The center-hall colonial was listed Thursday by Ginnel Real Estate. It hasn’t changed hands since 2000, when Susan Crater, Sister Parish’s granddaughter and the president of Sister Parish Design, and her husband, Doug Crater, who is in the commercial real estate business, bought it for $535,000.

Around the same time, Ms. Crater revived her grandmother’s brand, christening it Sister Parish Design, and set up its offices in the house until they were moved to a larger space on Bedford Hills’s main street.

The couple renovated the home when they moved in and then created what Ms. Crater called an “inter-generational house” that includes space for her mother, Apple Parish Bartlett, after their two children were grown.

The home is furnished with pieces designed by Sister Parish and fabrics and wallpapers from Sister Parish Design.Jane Beiles

Ms. Parish Bartlett, a collage artist, spends the winters there then returns to her own home in Maine, which is on the adjoining property of the family’s summer house.

The 3,083-square-foot Bedford home, which was built in 1964, sits on 5.2 acres next to Coker Farm, a working horse farm and a village landmark. Features include a living room with a fireplace, a sunroom, a formal dining room, an office and a family room with a fireplace. There are four bedrooms and three and a half bathrooms. 

“The light in the house is magnificent,” Ms. Parish Bartlett said, adding that she holds decoupage classes around the table in the home’s dining room.

Fittingly, the interiors are decorated with Sister Parish Design fabrics and wallpapers and furnished with pieces that were designed by Parish, who is credited with creating the original American country style.

“It looks like a house from the 1920s, which is one of our favorite periods,” said Ms. Crater, who is 62. “We believe in sustainable luxury; we have a lot of antiques that were from my grandmother.”

Jaclene Ginnel, president of Ginnel Real Estate, said that the home’s flexible layout “offers a lot of different options for whoever buys it. There are many living spaces, and there are places to get away from it all.”

Parish, who died in 1994 at age 84, opened her decorating business during the depths of the Great Depression in 1933.

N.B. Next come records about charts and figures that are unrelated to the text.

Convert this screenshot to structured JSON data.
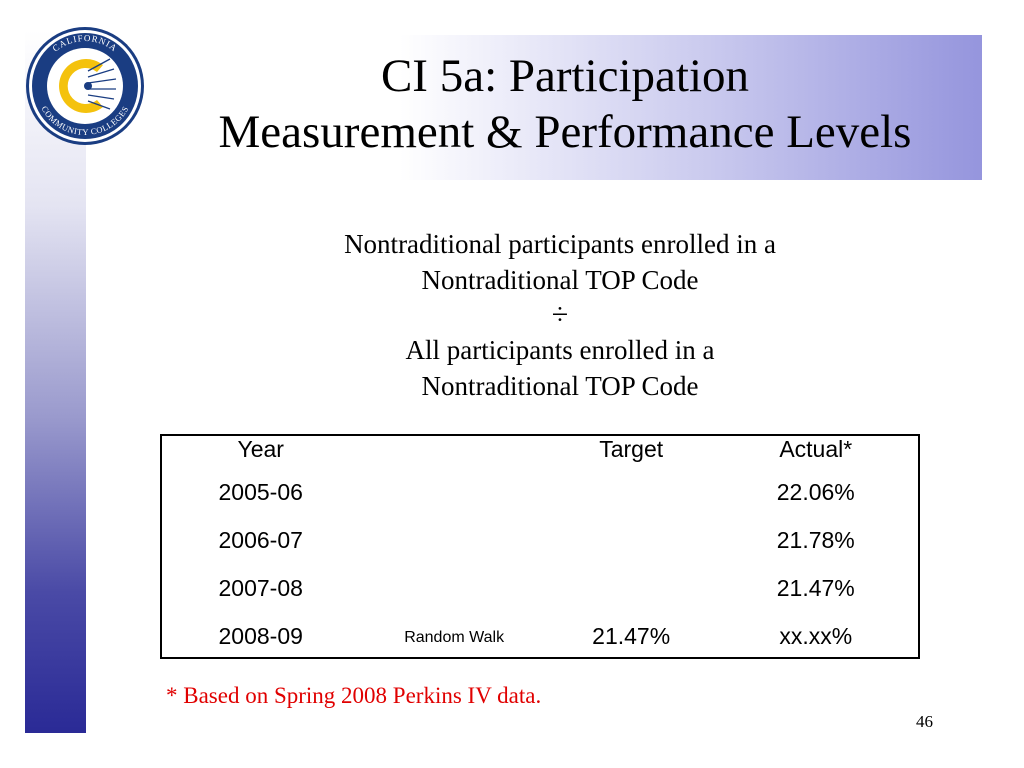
{
  "logo": {
    "text": "CALIFORNIA COMMUNITY COLLEGES",
    "colors": {
      "ring": "#1a3d82",
      "gold": "#f4c20d"
    }
  },
  "title": {
    "line1": "CI 5a: Participation",
    "line2": "Measurement & Performance Levels"
  },
  "formula": {
    "numerator_line1": "Nontraditional participants enrolled in a",
    "numerator_line2": "Nontraditional TOP Code",
    "operator": "÷",
    "denominator_line1": "All participants enrolled in a",
    "denominator_line2": "Nontraditional TOP Code"
  },
  "table": {
    "headers": {
      "year": "Year",
      "note": "",
      "target": "Target",
      "actual": "Actual*"
    },
    "rows": [
      {
        "year": "2005-06",
        "note": "",
        "target": "",
        "actual": "22.06%"
      },
      {
        "year": "2006-07",
        "note": "",
        "target": "",
        "actual": "21.78%"
      },
      {
        "year": "2007-08",
        "note": "",
        "target": "",
        "actual": "21.47%"
      },
      {
        "year": "2008-09",
        "note": "Random Walk",
        "target": "21.47%",
        "actual": "xx.xx%"
      }
    ]
  },
  "footnote": "* Based on Spring 2008 Perkins IV data.",
  "page_number": "46",
  "colors": {
    "footnote": "#e00000",
    "sidebar_dark": "#2a2a96",
    "title_band_right": "#9595dd"
  }
}
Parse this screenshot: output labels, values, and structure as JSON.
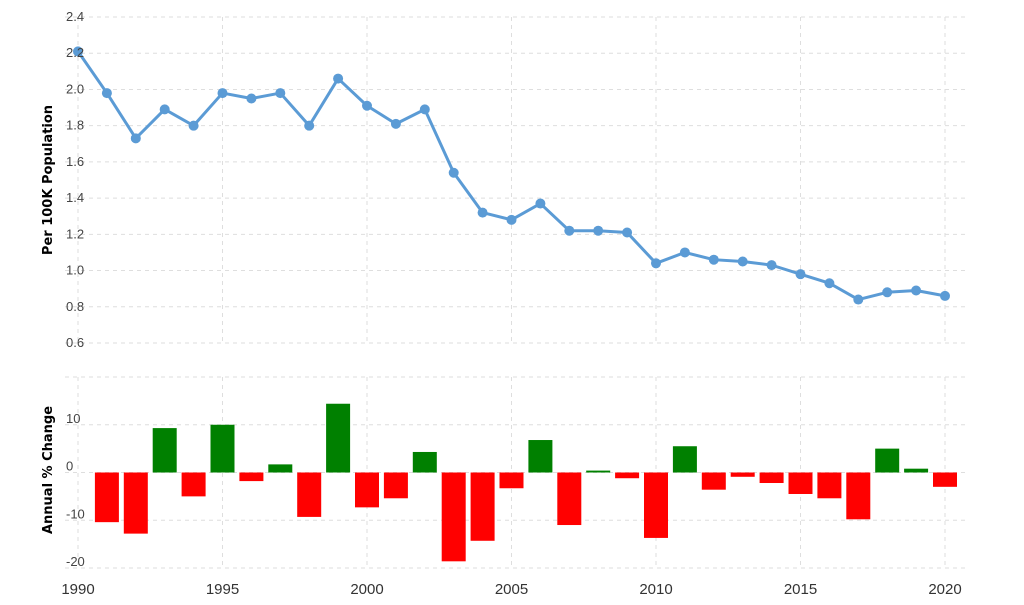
{
  "chart_data": [
    {
      "type": "line",
      "ylabel": "Per 100K Population",
      "xlim": [
        1990,
        2021.3
      ],
      "ylim": [
        0.6,
        2.4
      ],
      "yticks": [
        "0.6",
        "0.8",
        "1.0",
        "1.2",
        "1.4",
        "1.6",
        "1.8",
        "2.0",
        "2.2",
        "2.4"
      ],
      "grid": true,
      "series": [
        {
          "color": "#5b9bd5",
          "x": [
            1990,
            1991,
            1992,
            1993,
            1994,
            1995,
            1996,
            1997,
            1998,
            1999,
            2000,
            2001,
            2002,
            2003,
            2004,
            2005,
            2006,
            2007,
            2008,
            2009,
            2010,
            2011,
            2012,
            2013,
            2014,
            2015,
            2016,
            2017,
            2018,
            2019,
            2020
          ],
          "values": [
            2.21,
            1.98,
            1.73,
            1.89,
            1.8,
            1.98,
            1.95,
            1.98,
            1.8,
            2.06,
            1.91,
            1.81,
            1.89,
            1.54,
            1.32,
            1.28,
            1.37,
            1.22,
            1.22,
            1.21,
            1.04,
            1.1,
            1.06,
            1.05,
            1.03,
            0.98,
            0.93,
            0.84,
            0.88,
            0.89,
            0.86
          ]
        }
      ]
    },
    {
      "type": "bar",
      "ylabel": "Annual % Change",
      "ylim": [
        -20,
        20
      ],
      "yticks": [
        "-20",
        "-10",
        "0",
        "10"
      ],
      "grid": true,
      "positive_color": "#008000",
      "negative_color": "#ff0000",
      "series": [
        {
          "x": [
            1991,
            1992,
            1993,
            1994,
            1995,
            1996,
            1997,
            1998,
            1999,
            2000,
            2001,
            2002,
            2003,
            2004,
            2005,
            2006,
            2007,
            2008,
            2009,
            2010,
            2011,
            2012,
            2013,
            2014,
            2015,
            2016,
            2017,
            2018,
            2019,
            2020
          ],
          "values": [
            -10.4,
            -12.8,
            9.3,
            -5.0,
            10.0,
            -1.8,
            1.7,
            -9.3,
            14.4,
            -7.3,
            -5.4,
            4.3,
            -18.6,
            -14.3,
            -3.3,
            6.8,
            -11.0,
            0.4,
            -1.2,
            -13.7,
            5.5,
            -3.6,
            -0.9,
            -2.2,
            -4.5,
            -5.4,
            -9.8,
            5.0,
            0.8,
            -3.0
          ]
        }
      ]
    }
  ],
  "x_axis": {
    "ticks": [
      "1990",
      "1995",
      "2000",
      "2005",
      "2010",
      "2015",
      "2020"
    ]
  }
}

Jacqueline Kennedy called upon her to decorate the White House when she moved in in 1961. The announcement caused quite a sensation because John F. Kennedy was the country’s first Catholic president, and at least one newspaper wrongly assumed, as its headline boldly declared, that the “Kennedys Pick Nun to Decorate White House.”

The appellation Sister, in fact, was not remotely religious: It was the nickname bestowed upon her by her 3-year-old brother. Her real name was Dorothy.

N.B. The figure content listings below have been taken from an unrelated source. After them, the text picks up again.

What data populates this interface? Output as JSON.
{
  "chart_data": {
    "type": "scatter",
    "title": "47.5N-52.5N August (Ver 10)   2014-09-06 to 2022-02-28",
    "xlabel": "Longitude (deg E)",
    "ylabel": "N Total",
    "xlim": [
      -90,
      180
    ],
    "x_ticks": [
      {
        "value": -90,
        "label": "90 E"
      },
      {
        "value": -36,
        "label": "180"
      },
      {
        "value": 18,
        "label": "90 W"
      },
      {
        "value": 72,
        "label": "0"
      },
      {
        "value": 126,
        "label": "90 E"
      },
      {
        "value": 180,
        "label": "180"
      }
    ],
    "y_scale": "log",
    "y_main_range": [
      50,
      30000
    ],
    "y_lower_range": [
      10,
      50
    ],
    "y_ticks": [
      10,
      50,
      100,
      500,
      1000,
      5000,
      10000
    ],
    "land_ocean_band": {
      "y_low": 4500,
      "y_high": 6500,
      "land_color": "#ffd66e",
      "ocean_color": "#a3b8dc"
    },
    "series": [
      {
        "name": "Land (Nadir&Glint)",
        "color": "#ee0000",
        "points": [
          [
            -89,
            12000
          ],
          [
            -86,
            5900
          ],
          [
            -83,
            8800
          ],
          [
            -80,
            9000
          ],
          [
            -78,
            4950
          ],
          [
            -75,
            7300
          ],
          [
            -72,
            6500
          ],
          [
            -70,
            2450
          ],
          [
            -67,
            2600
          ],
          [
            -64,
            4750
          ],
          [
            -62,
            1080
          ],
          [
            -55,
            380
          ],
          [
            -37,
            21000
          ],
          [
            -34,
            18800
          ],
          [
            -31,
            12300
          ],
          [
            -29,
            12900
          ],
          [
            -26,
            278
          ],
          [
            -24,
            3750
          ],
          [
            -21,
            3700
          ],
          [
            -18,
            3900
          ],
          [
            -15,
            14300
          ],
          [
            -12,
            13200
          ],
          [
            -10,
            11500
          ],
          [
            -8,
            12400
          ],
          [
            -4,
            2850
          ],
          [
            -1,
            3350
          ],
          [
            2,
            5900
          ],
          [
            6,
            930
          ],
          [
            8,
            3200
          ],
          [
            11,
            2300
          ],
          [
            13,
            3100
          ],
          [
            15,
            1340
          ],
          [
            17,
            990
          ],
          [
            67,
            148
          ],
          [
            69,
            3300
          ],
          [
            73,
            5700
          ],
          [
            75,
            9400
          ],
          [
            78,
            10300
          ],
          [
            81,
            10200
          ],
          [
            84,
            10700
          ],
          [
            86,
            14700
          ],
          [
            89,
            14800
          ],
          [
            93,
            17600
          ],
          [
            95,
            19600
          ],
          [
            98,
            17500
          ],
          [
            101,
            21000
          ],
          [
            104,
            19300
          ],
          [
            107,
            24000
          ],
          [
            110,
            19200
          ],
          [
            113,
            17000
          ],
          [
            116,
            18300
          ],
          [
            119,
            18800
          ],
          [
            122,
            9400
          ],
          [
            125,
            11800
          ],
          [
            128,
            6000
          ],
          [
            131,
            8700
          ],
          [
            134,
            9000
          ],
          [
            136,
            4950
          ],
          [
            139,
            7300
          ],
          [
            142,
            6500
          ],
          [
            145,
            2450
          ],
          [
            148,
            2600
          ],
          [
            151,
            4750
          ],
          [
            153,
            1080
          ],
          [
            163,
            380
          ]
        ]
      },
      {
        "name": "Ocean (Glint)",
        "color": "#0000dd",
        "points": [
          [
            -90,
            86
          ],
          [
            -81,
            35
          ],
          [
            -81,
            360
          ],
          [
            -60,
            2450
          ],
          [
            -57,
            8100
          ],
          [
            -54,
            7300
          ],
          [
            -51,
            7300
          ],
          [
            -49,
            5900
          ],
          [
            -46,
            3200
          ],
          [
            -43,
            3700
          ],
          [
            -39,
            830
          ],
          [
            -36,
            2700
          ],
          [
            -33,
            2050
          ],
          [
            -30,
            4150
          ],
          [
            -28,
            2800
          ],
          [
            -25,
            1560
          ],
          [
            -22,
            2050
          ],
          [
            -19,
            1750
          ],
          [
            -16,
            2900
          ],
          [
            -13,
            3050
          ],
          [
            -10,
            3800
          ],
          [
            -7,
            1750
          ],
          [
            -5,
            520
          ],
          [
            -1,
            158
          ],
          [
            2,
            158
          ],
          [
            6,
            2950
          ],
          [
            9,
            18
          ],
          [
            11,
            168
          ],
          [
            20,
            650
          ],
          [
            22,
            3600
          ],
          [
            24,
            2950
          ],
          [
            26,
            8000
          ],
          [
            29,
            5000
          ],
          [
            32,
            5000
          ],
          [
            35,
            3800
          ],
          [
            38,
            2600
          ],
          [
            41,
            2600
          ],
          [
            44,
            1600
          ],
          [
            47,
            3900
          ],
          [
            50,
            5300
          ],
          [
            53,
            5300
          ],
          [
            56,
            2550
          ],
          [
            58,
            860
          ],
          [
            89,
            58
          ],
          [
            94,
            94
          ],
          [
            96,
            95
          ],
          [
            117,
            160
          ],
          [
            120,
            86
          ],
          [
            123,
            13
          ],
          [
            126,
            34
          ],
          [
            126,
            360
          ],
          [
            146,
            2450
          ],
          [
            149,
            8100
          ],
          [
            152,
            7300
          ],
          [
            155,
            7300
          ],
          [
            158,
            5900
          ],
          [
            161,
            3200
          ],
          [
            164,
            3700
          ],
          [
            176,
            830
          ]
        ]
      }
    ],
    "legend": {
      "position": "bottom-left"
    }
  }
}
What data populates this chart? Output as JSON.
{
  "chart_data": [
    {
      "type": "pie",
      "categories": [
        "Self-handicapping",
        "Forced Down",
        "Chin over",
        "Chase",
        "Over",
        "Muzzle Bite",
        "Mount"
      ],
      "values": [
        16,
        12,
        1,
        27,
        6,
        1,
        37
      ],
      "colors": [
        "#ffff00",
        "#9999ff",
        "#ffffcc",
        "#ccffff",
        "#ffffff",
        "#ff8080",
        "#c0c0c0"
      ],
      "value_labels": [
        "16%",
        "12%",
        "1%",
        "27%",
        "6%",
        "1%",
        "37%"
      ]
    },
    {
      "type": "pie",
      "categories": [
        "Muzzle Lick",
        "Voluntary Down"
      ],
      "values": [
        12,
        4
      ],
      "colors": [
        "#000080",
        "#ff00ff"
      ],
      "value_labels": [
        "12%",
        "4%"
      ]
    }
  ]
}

(Apple’s real name is May Appleton, Ms. Crater said, but she has always been called Apple.)

Although another decorator took over after the first lady and Parish had a falling out, the Yellow Oval Room, the Kennedy family’s drawing room, was of her design.

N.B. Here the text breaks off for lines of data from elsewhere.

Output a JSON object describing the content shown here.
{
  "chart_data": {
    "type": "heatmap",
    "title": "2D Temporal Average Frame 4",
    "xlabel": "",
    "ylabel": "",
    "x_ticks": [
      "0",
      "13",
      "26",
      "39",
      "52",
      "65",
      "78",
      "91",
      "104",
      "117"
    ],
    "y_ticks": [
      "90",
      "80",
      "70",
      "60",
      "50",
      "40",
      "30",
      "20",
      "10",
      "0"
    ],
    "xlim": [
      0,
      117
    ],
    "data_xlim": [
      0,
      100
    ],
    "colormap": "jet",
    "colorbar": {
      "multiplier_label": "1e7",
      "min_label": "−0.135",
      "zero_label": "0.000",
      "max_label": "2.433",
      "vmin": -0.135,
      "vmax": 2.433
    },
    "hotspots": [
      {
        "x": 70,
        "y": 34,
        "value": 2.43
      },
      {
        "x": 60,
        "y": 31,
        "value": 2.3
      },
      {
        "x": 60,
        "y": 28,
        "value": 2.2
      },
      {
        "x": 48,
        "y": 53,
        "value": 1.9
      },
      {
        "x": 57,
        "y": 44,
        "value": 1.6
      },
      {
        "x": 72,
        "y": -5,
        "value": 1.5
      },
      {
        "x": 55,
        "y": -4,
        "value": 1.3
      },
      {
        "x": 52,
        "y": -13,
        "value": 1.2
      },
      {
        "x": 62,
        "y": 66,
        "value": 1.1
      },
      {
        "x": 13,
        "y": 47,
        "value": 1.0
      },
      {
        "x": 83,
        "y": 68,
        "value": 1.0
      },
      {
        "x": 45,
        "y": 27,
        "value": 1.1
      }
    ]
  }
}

In 1962, she and a young designer named Albert Hadley began working together, creating Parish Hadley, which became one of the world’s most iconic design firms; they continued their business partnership until her death.

Parish, whose work paved the way for the nostalgic Americana looks popularized by Martha Stewart and Ralph Lauren, paired Anglo-Franco painted furniture with painted floors, chintz, hooked rugs, white wicker, quilts, baskets and mattress ticking.